TF: You clearly know rural North East Pennsylvania very well. I gather you were brought up in the area, lived several years in New York – and then moved back. What pulled you back?

TB: Yes, I grew up on a dirt road in the middle of nowhere, and I loved it. That’s why New York never felt quite right to me, with its endless bids for one’s attention, money, and time. My wife and I had a baby girl, and New York just stopped making sense.

TF: Fracking and gas exploration (as you may know) is a hot political subject right now in the UK. We are told we are putting in many of the safeguards that were not present in the US, but there is skepticism. I wonder if in any way your interest in the subject (and your implied criticism of it) is based on personal experience?

TB: Absolutely. A few years back, all of a sudden, the quiet, overlooked place where I grew up and still considered home was crawling with the natural gas industry. It is one of the Marcellus Shale sweet spots. Unconventional natural gas extraction is a worrisome enterprise that has also done some good. I can’t be entirely critical of it, and yet it is a fossil fuel the environmental and economic benefits of which have been overstated. We should be looking for different solutions.

TF: Many of the families that inhabit Wild Thyme are pretty unpleasant. A rough lot with inbreeding and nasty traits. I wonder to what extent such people actually exist in the area – or how much they come from your imagination?

TB: Oh, come on, now. They’re not that nasty! Certainly there’s no inbreeding. But to answer your question, yes and no, and see my answer to your first question. I think the thing to focus on is not the nastiness, which comes from external forces like the drug trade, addiction, and poverty. Those forces have universal, often inescapable effects. Instead, when I was writing the outlaw characters, I thought about the extent to which certain people in rural America have little interest in what mainstream culture has to offer, and very deliberately and successfully live outside of it. I have friends who meet that description proudly. And I’m a bit sympathetic to that viewpoint myself.

TF: You know a great deal about the folklore of the area – from stalking and hunting through to an encyclopedic knowledge of the types of guns and ammunition used. Was this learnt for the book – or is it part of ‘you’?

TB: A bit of both. I started hunting a few years back, before I wrote the book. And the season I most regularly had time to hunt was the flintlock one, in January, because I had a break from work between Christmas and New Year’s Day. So I became familiar with a fairly arcane hunting practice early on. One of my neighbors up in northeastern Pennsylvania is my hunting mentor, and some of Henry’s philosophy about hunting and humanity’s place in the natural world came from listening to him.

TF: ‘Dry Bones in the Valley’ has been described as Rural Noir or Country Noir. Are these genres in which you consciously decided to create a book – or did it just come out that way?
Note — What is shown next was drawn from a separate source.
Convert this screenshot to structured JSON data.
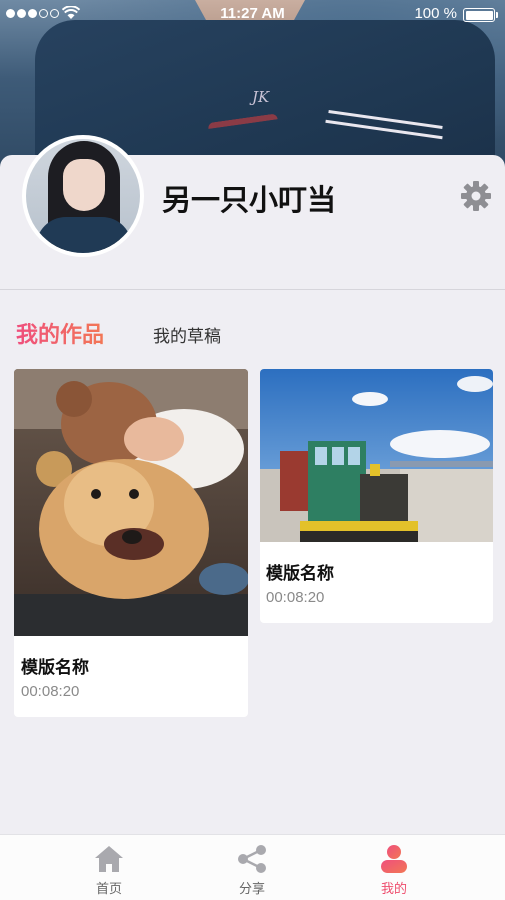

TB: Creation is accretion, at least in my case. What do you get when you combine a love of mystery novels and fiction that takes place in rural settings? Something like Dry Bones, I guess. What some people acknowledge as a kind of subgenre, “Rural Noir,” others have rejected, saying that it’s just fiction or just crime fiction. I didn’t consciously start out to write in that subgenre—I just wanted to write a mystery, and a mystery has different plot obligations from noir. It was perhaps inevitable that I’d end up in the Rural Noir camp notwithstanding. Happy to be there, don’t particularly care either way about the label.

TF: Henry Farrell is (I hope) not a one off star of ‘Dry Bones in the Valley’. He is crying out to be the star of a series of books… What plans do you have for him in the future?

TB: Oh, thanks awfully. I’m working on the sequel right now, a summertime book, and have a third under contract too. Henry will find a bit of romance and happiness, I’m hoping, between the beatings, ATV chases, and murders.